Yang menjadi masalah, menurut Rahadi, adalah petugas jaga tidak biasanya. Mereka tidak paham kebiasaan-kebiasaan Aremania seusai pertandingan. Suporter yang masuk ke lapangan dianggap ancaman sehingga akhirnya diberi tindakan kekerasan. ”Inilah yang kemudian memicu konflik lebih besar,” tandas Rahadi.

Termasuk petugas TNI yang terlibat dalam pengamanan dari Yon Zipur. Personel yang ditugaskan diyakini juga bukan yang biasanya terlihat dalam pengamanan pertandingan Arema FC saat menjamu lawan tandingnya. ”Akhirnya mereka juga terpancing saat ada Brimob yang melakukan tindakan kepada suporter yang masuk lapangan,” ungkap Rahadi.

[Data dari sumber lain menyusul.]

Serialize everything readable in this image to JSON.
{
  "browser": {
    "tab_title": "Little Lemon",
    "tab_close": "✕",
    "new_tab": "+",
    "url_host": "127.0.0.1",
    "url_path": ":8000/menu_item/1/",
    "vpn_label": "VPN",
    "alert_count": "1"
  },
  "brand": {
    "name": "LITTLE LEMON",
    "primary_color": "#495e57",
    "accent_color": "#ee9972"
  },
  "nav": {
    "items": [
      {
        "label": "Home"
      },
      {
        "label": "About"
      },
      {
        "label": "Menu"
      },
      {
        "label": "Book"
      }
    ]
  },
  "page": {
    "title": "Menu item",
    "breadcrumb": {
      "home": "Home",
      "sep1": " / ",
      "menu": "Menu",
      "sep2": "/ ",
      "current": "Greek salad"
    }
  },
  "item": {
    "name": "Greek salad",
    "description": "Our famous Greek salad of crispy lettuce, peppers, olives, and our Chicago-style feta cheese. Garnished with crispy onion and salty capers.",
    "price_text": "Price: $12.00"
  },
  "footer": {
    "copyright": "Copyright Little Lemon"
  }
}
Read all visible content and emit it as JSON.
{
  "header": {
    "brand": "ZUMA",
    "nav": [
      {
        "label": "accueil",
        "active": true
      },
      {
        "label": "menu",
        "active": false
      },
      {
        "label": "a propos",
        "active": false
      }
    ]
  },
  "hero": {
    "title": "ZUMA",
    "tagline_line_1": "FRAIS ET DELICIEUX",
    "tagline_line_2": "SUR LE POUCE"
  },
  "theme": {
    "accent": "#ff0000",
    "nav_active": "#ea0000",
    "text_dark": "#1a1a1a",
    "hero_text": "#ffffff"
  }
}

Kondisi itulah yang memancing reaksi Aremania, baik yang ada di dalam maupun luar stadion. Di luar stadion memang banyak Aremania yang melihat pertandingan dari layar lain. Tayangan hanya selisih beberapa detik dari yang terjadi di dalam stadion.

Melihat rekannya ditindak keras oleh petugas pengaman lapangan, mereka marah. Beberapa suporter di dalam stadion menyusul turun lapangan dan dibarengi dengan kemarahan suporter di luar stadion. 

Itulah yang membuat kondisi rusuh hingga akhirnya keluarlah tembakan gas air mata. Lalu, seperti yang sudah diketahui bersama, akibat kepanikan tersebut, Aremania menyelamatkan diri dengan bergegas keluar. Mereka berdesakan di pintu keluar dan meregang nyawa. 

Diperparah dengan kondisi pintu yang tidak terbuka. Masih simpang siur pintu keluar terbuka sebagian atau terkunci. Banyak yang meyakini gate itu terkunci hingga akhirnya dibongkar lubang angin-anginnya untuk mengevakuasi para korban.